En teoría, los genes esenciales son cualitativos. [1] Sin embargo, dependiendo del entorno circundante, ciertos genes mutantes esenciales pueden mostrar funciones parciales, que pueden determinarse cuantitativamente en algunos estudios. Por ejemplo, la eliminación de un gen particular puede reducir la tasa de crecimiento (o la tasa de fertilidad u otros caracteres) al 90% del tipo salvaje. Si existen isoenzimas o vías alternativas para los genes esenciales, se pueden eliminar por completo. [1] Utilizando la interferencia CRISPR , la expresión de genes esenciales se puede modular o "sintonizar", lo que lleva a relaciones cuantitativas (o continuas) entre el nivel de expresión genética y la magnitud del costo de aptitud exhibido por un mutante determinado. [20]

Letalidad sintética

Dos genes son letales sintéticos si ninguno de ellos es esencial, pero cuando ambos están mutados, el doble mutante es letal. Algunos estudios han estimado que el número de genes letales sintéticos puede ser del orden del 45% de todos los genes. [64] [65]

Genes condicionalmente esenciales

"Una vista esquemática de genes (o proteínas) esenciales en la biosíntesis de lisina de diferentes bacterias ". La misma proteína puede ser esencial en una especie pero no en otra.

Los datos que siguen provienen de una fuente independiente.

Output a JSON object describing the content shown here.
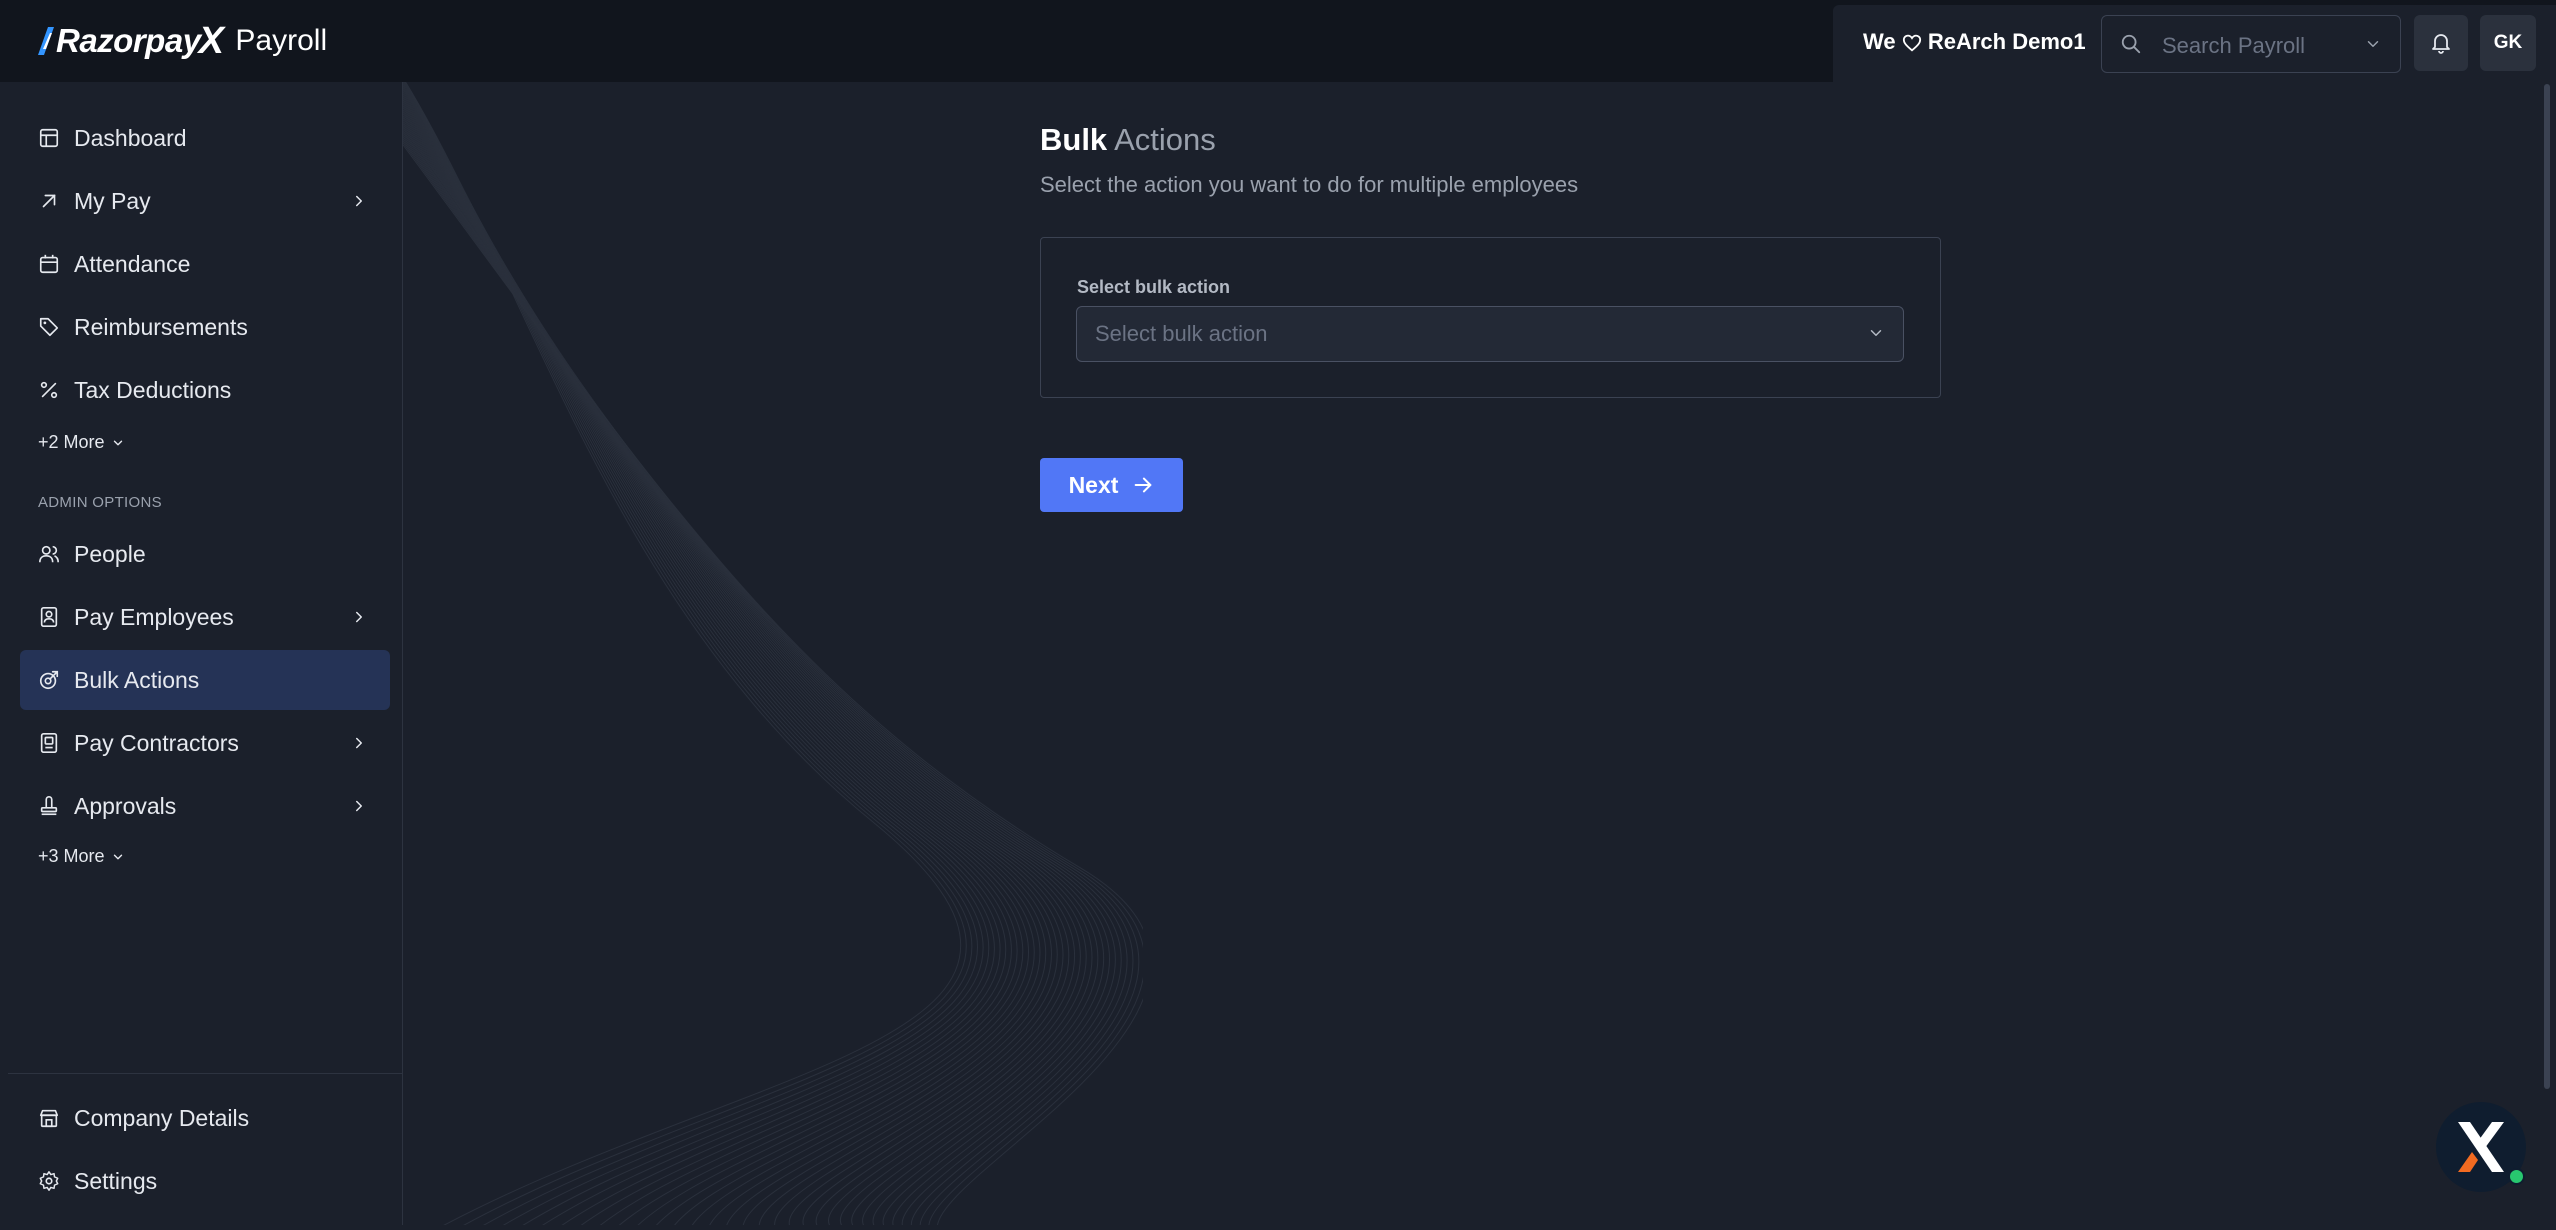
{
  "brand": {
    "logo_text": "Razorpay",
    "logo_x": "X",
    "product": "Payroll"
  },
  "header": {
    "org_prefix": "We",
    "org_name": "ReArch Demo1",
    "search_placeholder": "Search Payroll",
    "avatar_initials": "GK"
  },
  "sidebar": {
    "items": [
      {
        "label": "Dashboard",
        "icon": "dashboard-icon"
      },
      {
        "label": "My Pay",
        "icon": "arrow-up-right-icon"
      },
      {
        "label": "Attendance",
        "icon": "calendar-icon"
      },
      {
        "label": "Reimbursements",
        "icon": "tag-icon"
      },
      {
        "label": "Tax Deductions",
        "icon": "percent-icon"
      }
    ],
    "more_top": "+2 More",
    "section_label": "ADMIN OPTIONS",
    "admin_items": [
      {
        "label": "People",
        "icon": "people-icon"
      },
      {
        "label": "Pay Employees",
        "icon": "pay-employees-icon"
      },
      {
        "label": "Bulk Actions",
        "icon": "bulk-actions-icon"
      },
      {
        "label": "Pay Contractors",
        "icon": "pay-contractors-icon"
      },
      {
        "label": "Approvals",
        "icon": "approvals-icon"
      }
    ],
    "more_bottom": "+3 More",
    "footer_items": [
      {
        "label": "Company Details",
        "icon": "company-icon"
      },
      {
        "label": "Settings",
        "icon": "settings-icon"
      }
    ],
    "active": "Bulk Actions"
  },
  "main": {
    "title_strong": "Bulk",
    "title_weak": "Actions",
    "subtitle": "Select the action you want to do for multiple employees",
    "field_label": "Select bulk action",
    "select_placeholder": "Select bulk action",
    "next_button": "Next"
  },
  "colors": {
    "background": "#1b202b",
    "topbar": "#11151d",
    "accent": "#5177f6",
    "active_nav": "#253356",
    "fab_status": "#28c76f"
  }
}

Muchos genes son esenciales sólo en determinadas circunstancias. Por ejemplo, si el aminoácido lisina se suministra a una célula, cualquier gen necesario para producir lisina no es esencial. Sin embargo, cuando no se suministra lisina, los genes que codifican las enzimas para la biosíntesis de lisina se vuelven esenciales, ya que no es posible la síntesis de proteínas sin lisina. [4]

Streptococcus pneumoniae parece requerir 147 genes para crecer y sobrevivir en la saliva , [66] más que los 113-133 que se han encontrado en estudios anteriores.

La eliminación de un gen puede provocar la muerte o un bloqueo de la división celular . Si bien el último caso puede implicar "supervivencia" durante algún tiempo, sin división celular la célula aún puede morir eventualmente. De manera similar, en lugar de bloquear la división celular, una célula puede tener un crecimiento o un metabolismo reducidos , desde casi indetectable hasta casi normal. Por lo tanto, hay un gradiente de "esencial" a completamente no esencial, dependiendo nuevamente de la condición. Así, algunos autores han distinguido entre genes " esenciales para la supervivencia " y " esenciales para la aptitud física ". [4]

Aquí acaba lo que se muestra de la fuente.